When a sacramental, for example, a chalice, an altar, or a church has been desecrated, can it be reconsecrated? If yes, does the desecrated item have to undergo a normal consecration process, or does it have to undergo extra steps for it to become consecrated again? Does it apply to all sacramentals, or only certain types of sacramentals can be re-consecrated?

Thank you!

  • 1
    As far as I know, as long as the object is still in good physical shape, clean, and usable for its intended purpose, it can be reconsecrated. But I'm not an expert on canon law; that's why this is a comment and not an answer. May 11, 2016 at 16:55
  • 2
    I'm enjoying your questions, @MonicaLabbao... you think of things I've never thought of.
    – Flimzy
    May 11, 2016 at 20:57

1 Answer 1


Sacramentals can lose their blessing for a number of reasons.

"Items lose their blessing or consecration if they are desecrated, if they are substantially broken such that they can no longer be used for their sacred purpose, or if they are publicly sold. If an item is sold by one individual to another for only the price of the material itself, that is, if no profit is made, the blessing remains. For example, if you were to give someone a blessed rosary or sell it to him at cost, he would not have to have it re-blessed. If you were to sell a blessed rosary to someone for profit, he would need to take it to a priest to be blessed." The word desecration is commonly used in regard to churches, altars, chalices, etc.

For churches, altars etc. lose their consecration:

(1) A church loses its consecration or blessing when the building is destroyed either wholly or in greater part, or when an addition is made to it of larger extent than the original edifice. It does not become desecrated:

•(a) if a portion of the walls and roof falls in, provided the main portion stands, or

•(b) if all the interior plastering becomes detached, or

•(c) if all the crosses disappear, or

•(d) if all the walls are gradually renewed, provided on each occasion the old part is greater than the new, or

•(e) if converted for a while to profane uses, provided it is not polluted (cf. Many, De Locis Sacris).

(2) An altar (fixed) loses its consecration:

•(a) by a notable fracture of table or its support; as, for instance, if the table were broken into two large pieces, or if an anointed corner were broken off, or if the support were seriously impaired, or if one of the columns were displaced;

•(b) by removal of the table from its support, so as to disjoint them;

•(c) by displacing the relics, or cover of the sepulchre (cf. Schulte, Consecranda, p. 222).
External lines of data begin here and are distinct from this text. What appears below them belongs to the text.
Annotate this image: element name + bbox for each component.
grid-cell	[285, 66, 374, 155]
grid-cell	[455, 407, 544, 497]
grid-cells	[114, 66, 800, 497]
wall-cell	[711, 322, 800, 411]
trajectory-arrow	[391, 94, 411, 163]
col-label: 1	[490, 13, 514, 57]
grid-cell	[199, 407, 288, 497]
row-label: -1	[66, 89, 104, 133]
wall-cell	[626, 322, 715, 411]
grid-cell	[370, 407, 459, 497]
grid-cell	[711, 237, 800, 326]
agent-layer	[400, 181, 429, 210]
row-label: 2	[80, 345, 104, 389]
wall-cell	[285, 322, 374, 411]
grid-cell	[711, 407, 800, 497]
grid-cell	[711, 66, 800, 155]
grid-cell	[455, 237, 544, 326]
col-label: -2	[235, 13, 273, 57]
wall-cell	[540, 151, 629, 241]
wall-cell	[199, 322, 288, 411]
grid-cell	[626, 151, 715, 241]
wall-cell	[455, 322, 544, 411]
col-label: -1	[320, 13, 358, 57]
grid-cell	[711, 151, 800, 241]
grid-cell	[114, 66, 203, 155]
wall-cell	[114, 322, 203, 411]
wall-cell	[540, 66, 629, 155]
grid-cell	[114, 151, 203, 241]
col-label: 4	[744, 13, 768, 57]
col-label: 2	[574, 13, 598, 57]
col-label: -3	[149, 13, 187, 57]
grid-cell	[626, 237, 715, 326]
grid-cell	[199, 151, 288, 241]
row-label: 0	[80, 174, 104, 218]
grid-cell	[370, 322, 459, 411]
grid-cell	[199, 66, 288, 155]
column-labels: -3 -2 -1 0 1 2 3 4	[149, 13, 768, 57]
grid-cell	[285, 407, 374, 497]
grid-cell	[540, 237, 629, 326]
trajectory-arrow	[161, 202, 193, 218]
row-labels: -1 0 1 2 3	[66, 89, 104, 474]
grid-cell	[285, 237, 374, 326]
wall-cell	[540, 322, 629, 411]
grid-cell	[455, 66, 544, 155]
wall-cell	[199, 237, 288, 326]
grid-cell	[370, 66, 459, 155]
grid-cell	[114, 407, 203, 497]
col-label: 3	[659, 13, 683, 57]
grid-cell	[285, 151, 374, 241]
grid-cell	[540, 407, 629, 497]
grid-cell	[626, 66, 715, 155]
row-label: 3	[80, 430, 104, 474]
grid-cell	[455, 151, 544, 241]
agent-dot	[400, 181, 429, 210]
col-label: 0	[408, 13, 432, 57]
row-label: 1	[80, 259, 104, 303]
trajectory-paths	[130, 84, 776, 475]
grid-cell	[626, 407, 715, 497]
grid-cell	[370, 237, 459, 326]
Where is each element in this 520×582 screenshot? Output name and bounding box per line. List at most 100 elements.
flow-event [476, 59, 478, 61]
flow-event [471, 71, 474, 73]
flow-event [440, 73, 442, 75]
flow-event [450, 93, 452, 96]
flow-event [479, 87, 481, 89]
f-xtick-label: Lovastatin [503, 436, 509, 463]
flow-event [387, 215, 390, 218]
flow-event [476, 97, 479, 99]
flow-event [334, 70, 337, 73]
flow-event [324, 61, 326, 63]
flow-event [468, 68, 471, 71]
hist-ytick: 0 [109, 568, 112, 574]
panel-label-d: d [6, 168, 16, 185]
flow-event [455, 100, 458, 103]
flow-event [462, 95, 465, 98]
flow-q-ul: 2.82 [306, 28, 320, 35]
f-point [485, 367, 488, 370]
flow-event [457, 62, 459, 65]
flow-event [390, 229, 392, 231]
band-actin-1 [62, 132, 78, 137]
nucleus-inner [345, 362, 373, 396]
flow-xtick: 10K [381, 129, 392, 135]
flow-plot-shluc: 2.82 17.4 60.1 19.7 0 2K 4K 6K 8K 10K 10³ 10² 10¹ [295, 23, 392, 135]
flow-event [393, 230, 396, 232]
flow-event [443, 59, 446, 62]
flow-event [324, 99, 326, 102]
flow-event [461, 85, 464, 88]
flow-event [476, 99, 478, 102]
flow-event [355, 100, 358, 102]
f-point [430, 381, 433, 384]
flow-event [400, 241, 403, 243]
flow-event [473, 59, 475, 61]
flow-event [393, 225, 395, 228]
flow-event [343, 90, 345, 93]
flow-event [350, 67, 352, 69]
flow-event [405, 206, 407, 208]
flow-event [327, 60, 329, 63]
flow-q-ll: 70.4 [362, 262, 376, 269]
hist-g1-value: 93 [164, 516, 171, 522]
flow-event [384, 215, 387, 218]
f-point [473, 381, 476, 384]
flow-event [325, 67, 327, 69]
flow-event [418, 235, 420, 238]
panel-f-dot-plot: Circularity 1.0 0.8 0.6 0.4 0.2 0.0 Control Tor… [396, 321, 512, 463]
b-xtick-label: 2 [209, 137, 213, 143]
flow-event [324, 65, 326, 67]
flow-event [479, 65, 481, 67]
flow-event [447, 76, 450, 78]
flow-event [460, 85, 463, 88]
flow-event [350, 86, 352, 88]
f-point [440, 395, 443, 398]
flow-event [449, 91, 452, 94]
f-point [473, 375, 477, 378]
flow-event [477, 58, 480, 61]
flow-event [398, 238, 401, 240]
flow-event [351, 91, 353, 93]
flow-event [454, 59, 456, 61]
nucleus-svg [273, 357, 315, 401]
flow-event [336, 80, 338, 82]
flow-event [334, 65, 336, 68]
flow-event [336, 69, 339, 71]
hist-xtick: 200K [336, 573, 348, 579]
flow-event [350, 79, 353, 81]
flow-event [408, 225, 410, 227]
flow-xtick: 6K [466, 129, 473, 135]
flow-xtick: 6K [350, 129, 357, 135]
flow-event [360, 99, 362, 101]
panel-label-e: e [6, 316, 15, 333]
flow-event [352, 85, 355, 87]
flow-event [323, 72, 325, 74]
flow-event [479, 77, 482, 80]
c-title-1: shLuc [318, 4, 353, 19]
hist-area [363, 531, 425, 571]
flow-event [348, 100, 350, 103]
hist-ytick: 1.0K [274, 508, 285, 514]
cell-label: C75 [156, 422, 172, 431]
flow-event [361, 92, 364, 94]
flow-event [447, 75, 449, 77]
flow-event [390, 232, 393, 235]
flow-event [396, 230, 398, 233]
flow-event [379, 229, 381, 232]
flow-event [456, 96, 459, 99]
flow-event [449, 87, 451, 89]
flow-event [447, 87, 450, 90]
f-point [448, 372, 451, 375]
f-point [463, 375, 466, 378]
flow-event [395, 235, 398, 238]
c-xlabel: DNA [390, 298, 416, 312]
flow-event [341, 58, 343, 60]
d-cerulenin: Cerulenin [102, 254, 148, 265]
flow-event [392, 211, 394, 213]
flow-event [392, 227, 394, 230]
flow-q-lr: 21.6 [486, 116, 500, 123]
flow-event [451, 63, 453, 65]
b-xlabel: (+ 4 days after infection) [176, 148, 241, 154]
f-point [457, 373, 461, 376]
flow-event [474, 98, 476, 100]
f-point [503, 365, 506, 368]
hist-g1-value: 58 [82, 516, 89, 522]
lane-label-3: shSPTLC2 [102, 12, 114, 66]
(3) An altar-stone loses its consecration:

•(a) by removal of the relics;

•(b) by fracture or removal of the cover of the sepulchre;

•(c) by a notable fracture of the stone;

•(d) by breakage of the anointed corner of stone.

(4) As to the chalice and paten, see ALTAR, under subtitle Loss of Consecration.

The Church has a special **Rite for the reconciling of a profaned church. **

"If a church that was blessed is profaned, it may be reconciled by the pastor or by any priest who has his permission, expressed or presumed. The altar should be entirely bare. It should be prearranged that the officiants can conveniently go around the building, both outside and inside..."

There are also special prayers used in the Rite of reconciling of profaned cemetery.

Thus it stands to reason that if sacramentals are desecrated or lose their blessing through whatever means they may be re-consecrated or blessed by a priest.